Not the way I was told about it, investment in loss is nothing to do with absorbing energy and giving it back, it was about a training paradigm where you spend a lot of time focusing on non-dissent with your partner so you can shed the idea that it is necessary to win an encounter or defeat someone somehow, this does not mean giving away your centre and easily falling over when only lightly touched, it's instead about giving up the idea of fighting which is what you need to do to be able to learn to feel the power someone is applying to your body.

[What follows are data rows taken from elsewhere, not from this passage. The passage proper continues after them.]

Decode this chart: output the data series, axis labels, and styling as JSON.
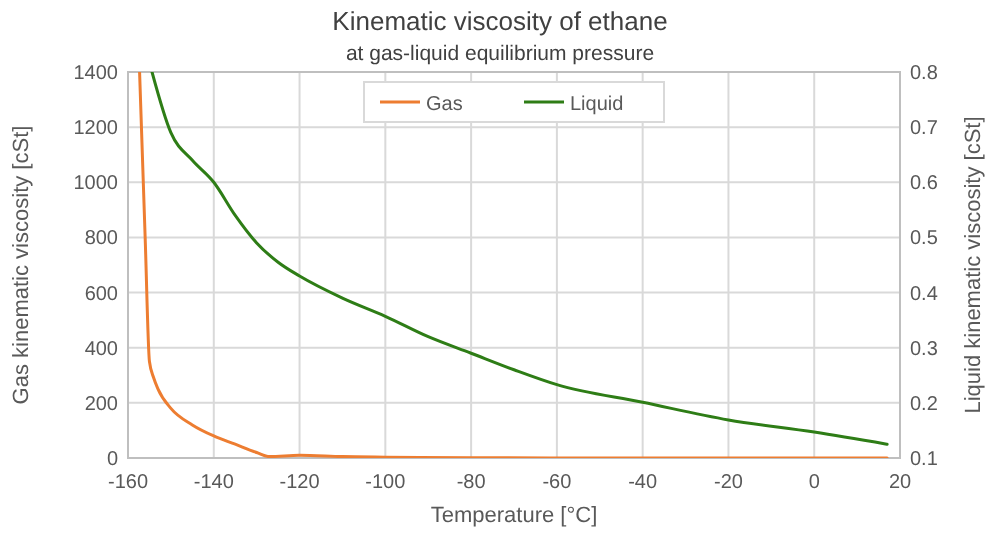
{
  "chart_data": {
    "type": "line",
    "title": "Kinematic viscosity of ethane",
    "subtitle": "at gas-liquid equilibrium pressure",
    "xlabel": "Temperature  [°C]",
    "ylabel": "Gas kinematic viscosity [cSt]",
    "y2label": "Liquid kinematic viscosity [cSt]",
    "xlim": [
      -160,
      20
    ],
    "xticks": [
      -160,
      -140,
      -120,
      -100,
      -80,
      -60,
      -40,
      -20,
      0,
      20
    ],
    "ylim": [
      0,
      1400
    ],
    "yticks": [
      0,
      200,
      400,
      600,
      800,
      1000,
      1200,
      1400
    ],
    "y2lim": [
      0.1,
      0.8
    ],
    "y2ticks": [
      0.1,
      0.2,
      0.3,
      0.4,
      0.5,
      0.6,
      0.7,
      0.8
    ],
    "grid": true,
    "legend": "top",
    "series": [
      {
        "name": "Gas",
        "color": "#ed7d31",
        "x": [
          -157.3,
          -156,
          -155,
          -154,
          -153,
          -150,
          -145,
          -140,
          -135,
          -130,
          -127,
          -120,
          -110,
          -100,
          -80,
          -40,
          0,
          17
        ],
        "values": [
          1400,
          800,
          350,
          290,
          250,
          180,
          120,
          80,
          50,
          20,
          5,
          10,
          5,
          3,
          1,
          0,
          0,
          0
        ]
      },
      {
        "name": "Liquid",
        "color": "#2e7d16",
        "axis": "y2",
        "x": [
          -154.4,
          -150,
          -145,
          -140,
          -135,
          -130,
          -125,
          -120,
          -110,
          -100,
          -90,
          -80,
          -70,
          -60,
          -40,
          -20,
          0,
          17
        ],
        "values": [
          0.8,
          0.69,
          0.64,
          0.6,
          0.54,
          0.49,
          0.455,
          0.43,
          0.39,
          0.357,
          0.32,
          0.29,
          0.26,
          0.233,
          0.201,
          0.169,
          0.147,
          0.125
        ]
      }
    ]
  }
}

An example my aikido teacher gives is that if you grip my wrist hard you won't be able to feel what I'm doing to you very easily as your hard grip decreases your sensitivity to how I am directing the forces within my body and yours. If I'm doing it right you'll fall over without ever knowing what I did to you because you hard grip decreases your sensitivity, your hard grip is abut having a fighting mind and a desire to dominate me. If you instead invest in losing then you are training yourself to give up that fighting mind, once you do that you can start to feel what is happening in the interplay of energies between us.

Quote:
Cliff Judge wrote: View Post
I think this might be different than aiki, actually. I think of aiki as more of an instantaneous feeding back of the energy, but you send it back along a different line than it came in on. There is no investment, its hand-to-mouth, cash-in cash-out.
I never said was aiki, I'm just interested in what effects such a training paradigm might have over the long term.

"Our scientific power has outrun our spiritual power. We have guided missiles and misguided men."